Rory's Story Cubes
Fiendish_Warrior
Member Posts: 309
in Off-Topic
Anyone ever play around with these?
My buddy sent me a text yesterday with the image attached and said, "Story Cube this":
I thought to myself, "Challenge accepted!" and what follows in the post below is the story my messed up mind concocted. Enjoy!
(and feel free to roll your own or try to interpret the one posted - there are some apps for it too)
My buddy sent me a text yesterday with the image attached and said, "Story Cube this":
I thought to myself, "Challenge accepted!" and what follows in the post below is the story my messed up mind concocted. Enjoy!
(and feel free to roll your own or try to interpret the one posted - there are some apps for it too)
2
Comments
First, the wolf was simply a vagabond who hadn't shaved in a while. Ironically, his last name really was "Wölffe" and so calling him "Wolf" wouldn't have been inappropriate. Second, he was only trying to redirect Little Red Riding Hood away from a construction site.
The play culminates when Wolf said that while he didn't know her grandmother personally, he knew *of* her and was pretty sure that she didn't have to go over the river and through the woods, but could instead go over the river and down the bank until she reached Miller's Crossing. From there, she simply needed to follow Pendleton Way until she came upon a lonely cottage at the edge of town, about tangential with the woods.
Unfortunately, construction workers don't take kindly to little girls following big hairy men who are not construction workers themselves, and so naturally, when one of them spotted this, all hell broke loose. They alerted the town's authorities immediately, and by the time the story had reached the constable's ears, it had transmuted into concerns that a pedophile wolf with a taste for human flesh had trapped Little Red Riding Hood at her grandmother's house.
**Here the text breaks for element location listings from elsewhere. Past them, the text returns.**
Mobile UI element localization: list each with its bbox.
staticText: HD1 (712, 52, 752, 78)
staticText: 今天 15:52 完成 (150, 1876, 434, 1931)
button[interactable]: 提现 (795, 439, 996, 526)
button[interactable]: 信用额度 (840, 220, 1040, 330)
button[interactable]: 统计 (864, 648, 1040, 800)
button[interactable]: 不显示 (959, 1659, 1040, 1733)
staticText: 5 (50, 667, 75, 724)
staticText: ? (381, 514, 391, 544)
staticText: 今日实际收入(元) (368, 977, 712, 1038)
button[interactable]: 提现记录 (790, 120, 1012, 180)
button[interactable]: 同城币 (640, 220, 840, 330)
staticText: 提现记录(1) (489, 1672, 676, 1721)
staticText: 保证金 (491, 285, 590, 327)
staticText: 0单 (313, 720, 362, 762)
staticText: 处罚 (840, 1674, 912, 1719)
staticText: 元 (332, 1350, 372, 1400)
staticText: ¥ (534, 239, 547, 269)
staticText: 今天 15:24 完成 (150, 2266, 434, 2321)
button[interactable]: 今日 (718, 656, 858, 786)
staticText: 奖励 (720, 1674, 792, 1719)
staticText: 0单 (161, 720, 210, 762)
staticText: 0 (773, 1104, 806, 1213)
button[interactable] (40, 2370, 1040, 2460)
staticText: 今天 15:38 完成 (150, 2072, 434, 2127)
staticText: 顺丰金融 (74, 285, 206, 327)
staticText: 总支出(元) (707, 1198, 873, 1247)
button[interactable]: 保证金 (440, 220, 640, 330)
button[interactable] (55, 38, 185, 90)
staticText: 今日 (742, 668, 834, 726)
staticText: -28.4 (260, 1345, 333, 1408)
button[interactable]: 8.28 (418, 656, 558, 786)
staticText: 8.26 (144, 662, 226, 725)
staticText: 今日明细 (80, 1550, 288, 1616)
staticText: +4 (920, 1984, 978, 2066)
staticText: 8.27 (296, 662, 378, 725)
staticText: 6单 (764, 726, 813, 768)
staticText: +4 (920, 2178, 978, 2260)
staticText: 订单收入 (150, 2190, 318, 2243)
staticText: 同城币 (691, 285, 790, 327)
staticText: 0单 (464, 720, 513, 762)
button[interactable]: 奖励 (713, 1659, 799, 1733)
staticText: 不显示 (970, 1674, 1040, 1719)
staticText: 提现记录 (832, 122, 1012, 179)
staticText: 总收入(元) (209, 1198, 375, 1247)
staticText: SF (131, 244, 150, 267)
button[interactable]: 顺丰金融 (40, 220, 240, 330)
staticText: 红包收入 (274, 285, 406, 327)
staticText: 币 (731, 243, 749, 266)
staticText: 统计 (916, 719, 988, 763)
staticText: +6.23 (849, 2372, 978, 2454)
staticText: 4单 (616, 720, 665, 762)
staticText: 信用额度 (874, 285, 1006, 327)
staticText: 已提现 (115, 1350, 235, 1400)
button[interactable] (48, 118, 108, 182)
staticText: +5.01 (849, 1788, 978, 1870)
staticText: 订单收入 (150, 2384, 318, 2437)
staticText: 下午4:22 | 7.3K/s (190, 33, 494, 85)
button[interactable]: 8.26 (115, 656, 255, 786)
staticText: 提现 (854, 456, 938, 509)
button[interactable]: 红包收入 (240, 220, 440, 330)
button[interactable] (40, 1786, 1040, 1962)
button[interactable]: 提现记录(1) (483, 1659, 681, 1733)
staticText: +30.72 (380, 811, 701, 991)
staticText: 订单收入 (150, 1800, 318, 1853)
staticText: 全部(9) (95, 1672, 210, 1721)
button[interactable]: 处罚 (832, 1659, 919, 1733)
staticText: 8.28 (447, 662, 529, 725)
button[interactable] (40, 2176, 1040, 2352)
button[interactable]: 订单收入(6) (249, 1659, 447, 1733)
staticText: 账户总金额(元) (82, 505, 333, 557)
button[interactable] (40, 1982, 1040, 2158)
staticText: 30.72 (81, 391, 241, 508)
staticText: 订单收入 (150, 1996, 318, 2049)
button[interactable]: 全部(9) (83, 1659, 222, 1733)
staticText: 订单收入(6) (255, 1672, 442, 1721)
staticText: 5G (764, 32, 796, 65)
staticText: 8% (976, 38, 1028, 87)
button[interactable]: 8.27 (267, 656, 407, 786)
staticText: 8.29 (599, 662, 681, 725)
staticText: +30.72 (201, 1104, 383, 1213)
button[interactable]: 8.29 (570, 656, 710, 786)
The sun was shining that day after an early rainfall and a rainbow had appeared. When the townspeople came upon grandmother's house, they opened fire with flaming arrows and no warning. Grandmother, seeing that there was no remedy for this hysteria, gave Wolf her clothing, scheming that he might be able to slip out unnoticed if he looked like a little old lady. Wolf, desperate, put on grandmother's cap, gown, and glasses and exited through the only entrance, the front door.
You can imagine the horror on the townpeople's faces, seeing not only a pedophile wolf, but one with transvestite tendencies and who possibly ate Little Red Riding Hood and her grandmother. Without hesitation, they fired upon him, nailing him to the side of the engulfed house with 57 arrows, body too disfigured to recognize as man or animal.
Days passed, the town folk horrified by the incident that occurred but elated that they brought swift justice to what they thought was not man nor beast but only demon. The bodies of Little Red Riding Hood and grandmother were never found, possibly consumed by the flames of the house. However, they say every spring after the first rainfall, the town holds a festival not too dissimilar from what we call Halloween, encouraging everyone to dress up like transgendered beasts in order to never forget that day. And when a rainbow appears, they take it as a sign from God that justice has been served. To this day, the story we hear is the one that the townspeople used to convince themselves that they acted rightly.
Unfortunately, Tom Cruise was sleeping, as he just wrapped up three amazing movies simultaneously and was hence crossing over the Pacific to head back home. Even gods must rest.